The Overton Family’s Journey Through the Civil War
John Overton, Judge John Overton’s son, had opposed Tennessee’s proposed secession from the Union. However, with the firing on Ft. Sumter and President Lincoln’s call for 75,000 men to put down the rebellion, Overton, like many other middle Tennesseans, supported the move towards secession when a second vote was taken in June 1861.
Nashville held a key linkage to the deeper South with its transportation lines and central geographic location. Thus control of the city became a prime military objective of the Federal Army. In February 1862, the city became the first Southern capital to be captured and President Lincoln quickly appointed Andrew Johnson as Military Governor of the state. Johnson was determined to reconstruct Tennessee’s political class. He ordered those supporting the Confederacy to be seized and imprisoned until they swore loyalty oaths to the Union.
Overton refused, and a bounty of $5,000 was issued for his capture. Wishing to avoid imprisonment John Overton left Tennessee and his wife, Harriet Maxwell Overton, operated the plantation in his absence. Throughout the war she, her sisters, and their children made Travellers Rest their home.
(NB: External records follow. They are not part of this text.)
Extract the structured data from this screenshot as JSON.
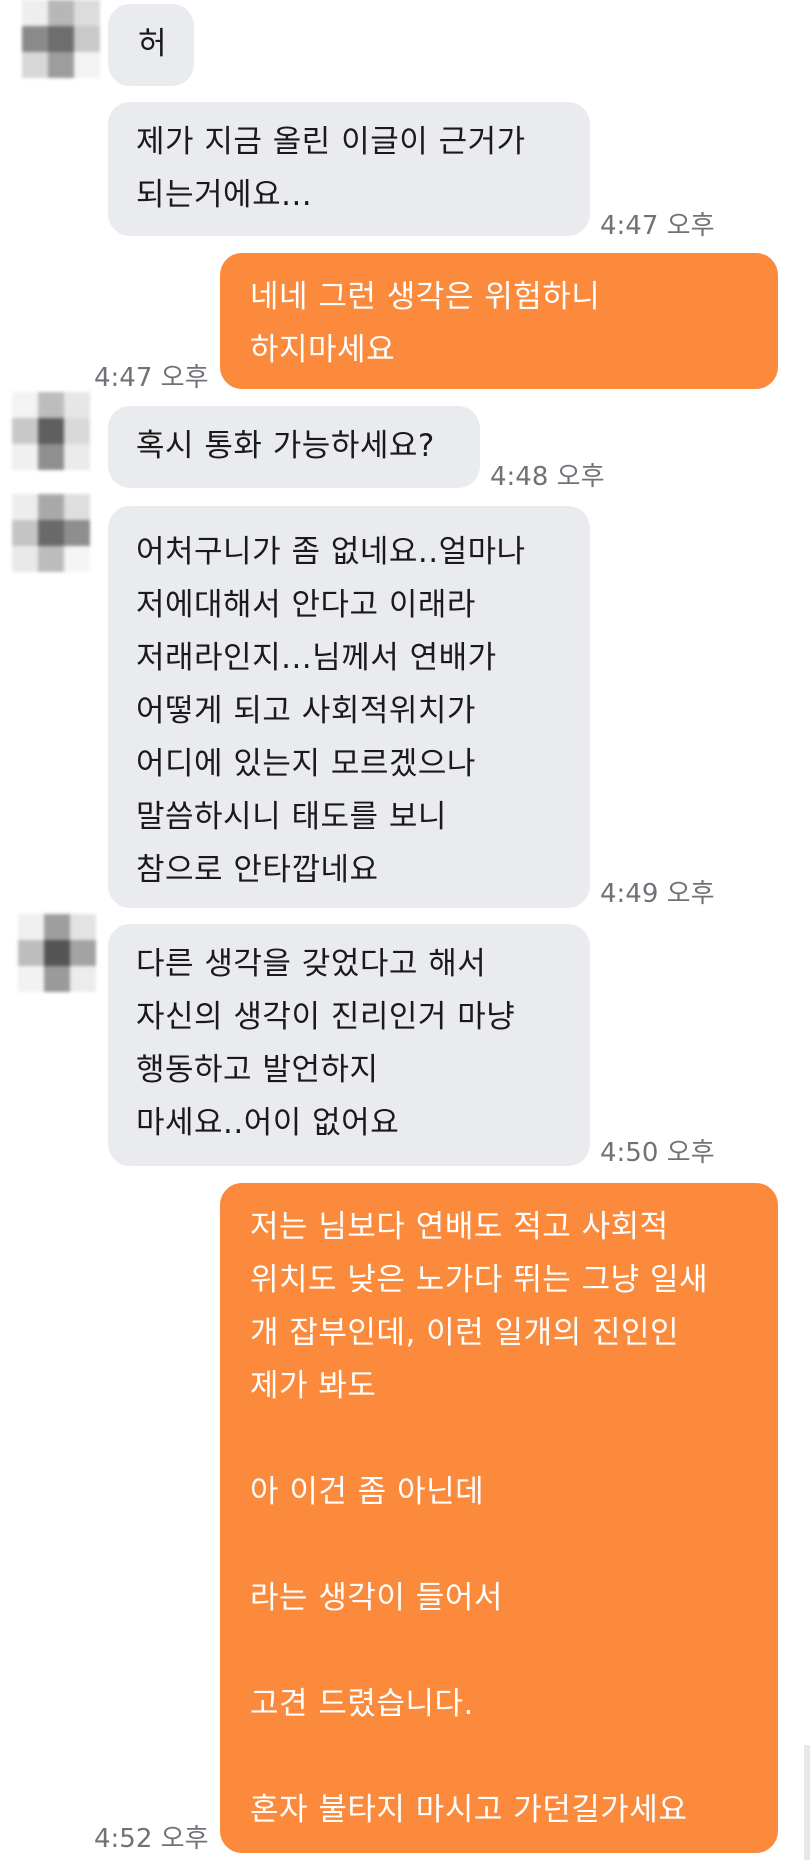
{
  "colors": {
    "incoming_bubble": "#e9ebef",
    "outgoing_bubble": "#fb8a3c",
    "timestamp": "#6f7378",
    "background": "#ffffff"
  },
  "messages": [
    {
      "direction": "in",
      "text": "허",
      "time": ""
    },
    {
      "direction": "in",
      "text": "제가 지금 올린 이글이 근거가\n되는거에요...",
      "time": "4:47 오후"
    },
    {
      "direction": "out",
      "text": "네네 그런 생각은 위험하니\n하지마세요",
      "time": "4:47 오후"
    },
    {
      "direction": "in",
      "text": "혹시 통화 가능하세요?",
      "time": "4:48 오후"
    },
    {
      "direction": "in",
      "text": "어처구니가 좀 없네요..얼마나\n저에대해서 안다고 이래라\n저래라인지...님께서 연배가\n어떻게 되고 사회적위치가\n어디에 있는지 모르겠으나\n말씀하시니 태도를 보니\n참으로 안타깝네요",
      "time": "4:49 오후"
    },
    {
      "direction": "in",
      "text": "다른 생각을 갖었다고 해서\n자신의 생각이 진리인거 마냥\n행동하고 발언하지\n마세요..어이 없어요",
      "time": "4:50 오후"
    },
    {
      "direction": "out",
      "text": "저는 님보다 연배도 적고 사회적\n위치도 낮은 노가다 뛰는 그냥 일새\n개 잡부인데, 이런 일개의 진인인\n제가 봐도\n\n아 이건 좀 아닌데\n\n라는 생각이 들어서\n\n고견 드렸습니다.\n\n혼자 불타지 마시고 가던길가세요",
      "time": "4:52 오후"
    }
  ]
}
Soon after the occupation of Nashville, Union General James Negley and his troops encamped on the Overton property for a time.
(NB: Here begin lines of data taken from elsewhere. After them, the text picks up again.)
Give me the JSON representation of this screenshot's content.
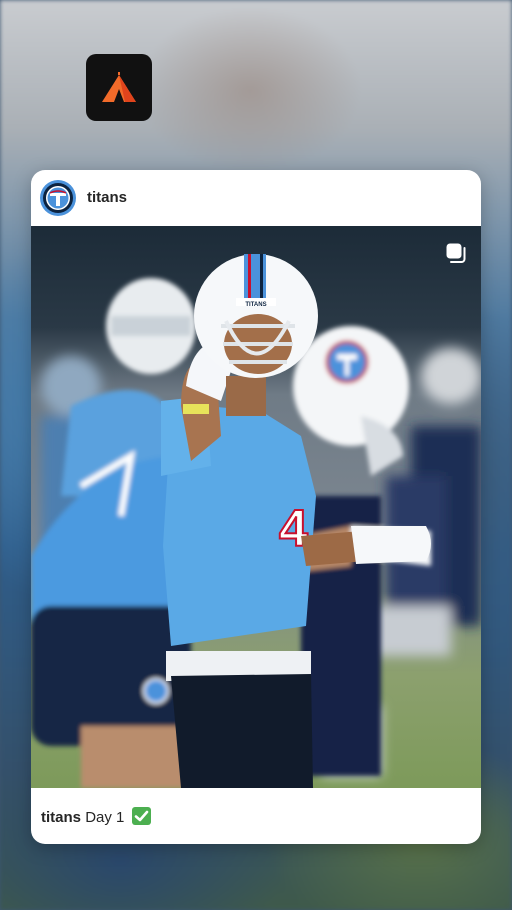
{
  "post": {
    "username": "titans",
    "caption_user": "titans",
    "caption_text": "Day 1",
    "caption_emoji_icon": "check-mark-emoji-icon"
  },
  "icons": {
    "app": "tent-app-icon",
    "avatar": "titans-logo-icon",
    "multiple_media": "carousel-icon"
  },
  "photo": {
    "helmet_text": "TITANS",
    "jersey_number": "4"
  },
  "colors": {
    "card_bg": "#ffffff",
    "text": "#262626",
    "titans_blue": "#4b92db",
    "titans_navy": "#0c2340",
    "titans_red": "#c8102e",
    "check_green": "#4caf50"
  }
}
When the Confederate Army of Tennessee returned to Union occupied Nashville in December 1864, Travellers Rest served as headquarters for Confederate General John Bell Hood for two weeks prior to the Battle of Nashville. John Overton returned with Hood to the house for what is believed the first time since he fled the city in 1862. Following the Battle and the Confederate retreat, Union General Washington Elliott came to Travellers Rest, and his units camped on the grounds.